By now it has become clear that no robo performance is the same and there are actually material differences depending on the chosen allocations. Small caps versus big caps, more or less tech versus value, more US rather than international; these all make a difference amongst 60-40 portfolio allocations (equity-bonds).

Overall, Morgan Stanley and SigFig maintain their performance lead in several categories.
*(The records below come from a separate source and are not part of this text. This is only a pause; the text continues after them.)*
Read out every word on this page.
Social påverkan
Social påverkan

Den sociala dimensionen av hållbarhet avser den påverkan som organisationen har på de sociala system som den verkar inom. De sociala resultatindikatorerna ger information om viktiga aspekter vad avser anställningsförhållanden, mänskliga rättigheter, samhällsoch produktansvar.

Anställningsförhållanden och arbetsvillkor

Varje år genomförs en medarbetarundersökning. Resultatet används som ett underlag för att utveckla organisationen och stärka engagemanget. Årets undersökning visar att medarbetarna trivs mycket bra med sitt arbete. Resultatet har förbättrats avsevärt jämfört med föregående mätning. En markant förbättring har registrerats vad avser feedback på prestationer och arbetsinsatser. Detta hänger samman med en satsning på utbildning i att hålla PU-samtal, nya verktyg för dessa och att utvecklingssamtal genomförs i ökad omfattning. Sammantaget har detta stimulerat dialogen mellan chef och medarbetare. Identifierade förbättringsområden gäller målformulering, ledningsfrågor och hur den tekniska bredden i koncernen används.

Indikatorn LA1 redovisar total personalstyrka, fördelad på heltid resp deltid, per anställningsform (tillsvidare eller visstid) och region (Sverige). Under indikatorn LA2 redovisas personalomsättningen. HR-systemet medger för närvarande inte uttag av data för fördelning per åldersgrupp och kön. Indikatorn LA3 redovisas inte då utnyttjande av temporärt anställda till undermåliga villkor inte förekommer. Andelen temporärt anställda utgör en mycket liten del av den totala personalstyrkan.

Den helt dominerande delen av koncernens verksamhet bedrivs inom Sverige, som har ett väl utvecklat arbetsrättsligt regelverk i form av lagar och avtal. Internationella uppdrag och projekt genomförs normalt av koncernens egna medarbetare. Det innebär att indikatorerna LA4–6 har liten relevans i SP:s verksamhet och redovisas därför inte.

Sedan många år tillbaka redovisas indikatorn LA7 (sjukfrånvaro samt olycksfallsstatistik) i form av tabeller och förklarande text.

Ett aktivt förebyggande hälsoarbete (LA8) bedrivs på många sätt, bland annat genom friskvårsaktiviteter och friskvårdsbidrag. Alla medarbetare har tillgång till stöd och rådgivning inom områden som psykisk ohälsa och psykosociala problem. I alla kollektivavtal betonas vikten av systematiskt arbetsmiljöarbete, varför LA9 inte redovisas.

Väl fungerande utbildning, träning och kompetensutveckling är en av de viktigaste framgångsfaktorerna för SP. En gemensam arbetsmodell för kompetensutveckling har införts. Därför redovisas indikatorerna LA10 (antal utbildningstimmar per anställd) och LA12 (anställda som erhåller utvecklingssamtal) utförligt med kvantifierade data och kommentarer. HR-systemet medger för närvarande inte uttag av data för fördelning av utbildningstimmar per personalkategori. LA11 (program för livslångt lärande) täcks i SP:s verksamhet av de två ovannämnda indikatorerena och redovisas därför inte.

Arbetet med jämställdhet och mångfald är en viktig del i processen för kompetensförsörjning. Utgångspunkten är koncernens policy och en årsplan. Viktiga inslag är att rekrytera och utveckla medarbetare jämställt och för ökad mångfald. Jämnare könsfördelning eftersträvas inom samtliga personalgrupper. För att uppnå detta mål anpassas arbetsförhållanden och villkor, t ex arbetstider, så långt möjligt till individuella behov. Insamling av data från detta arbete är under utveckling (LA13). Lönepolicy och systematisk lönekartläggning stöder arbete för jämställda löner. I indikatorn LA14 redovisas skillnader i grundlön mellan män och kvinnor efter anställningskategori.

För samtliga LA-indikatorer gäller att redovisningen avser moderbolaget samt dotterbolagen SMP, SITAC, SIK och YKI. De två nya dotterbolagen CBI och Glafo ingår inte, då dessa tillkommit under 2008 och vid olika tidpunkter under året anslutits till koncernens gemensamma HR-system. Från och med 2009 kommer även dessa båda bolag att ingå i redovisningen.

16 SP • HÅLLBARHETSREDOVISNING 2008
SRI portfolios continue to do well and more Robos add such offerings (Betterment is one example that joins the SRI bandwagon). However, SRI favorable performance might be due to the fact that several growth stocks are in these SRI allocations.

The small Robo that stood out again (it was the superstar performer also in the Robo report Q1) is TitanInvest. I had highlighted TitanInvest because of its dual particularity: It uses single stocks and it can short. It did very well in Q1 2020 as it was able and did so, short. Now the robo report highlights the fact that TitanInvest`s Flagship portfolio beat indices and other robos significantly. It`s YTD (end of Q3) performance was 24.6% and its 1yr return is 38.8%. TitanInvest is an all equity robo and when compared to the average robo’s equity returns, it has offered investors an excess 30% return over the 1 year period. Titan Invest is a young company founded in early 2018 with $2.5million funding.

The report shows that the top performer overall over a 4yr period is SigFig. Fidelity Go leads in equity performance, and Schwab in fixed-income performance (again over a 4yr period).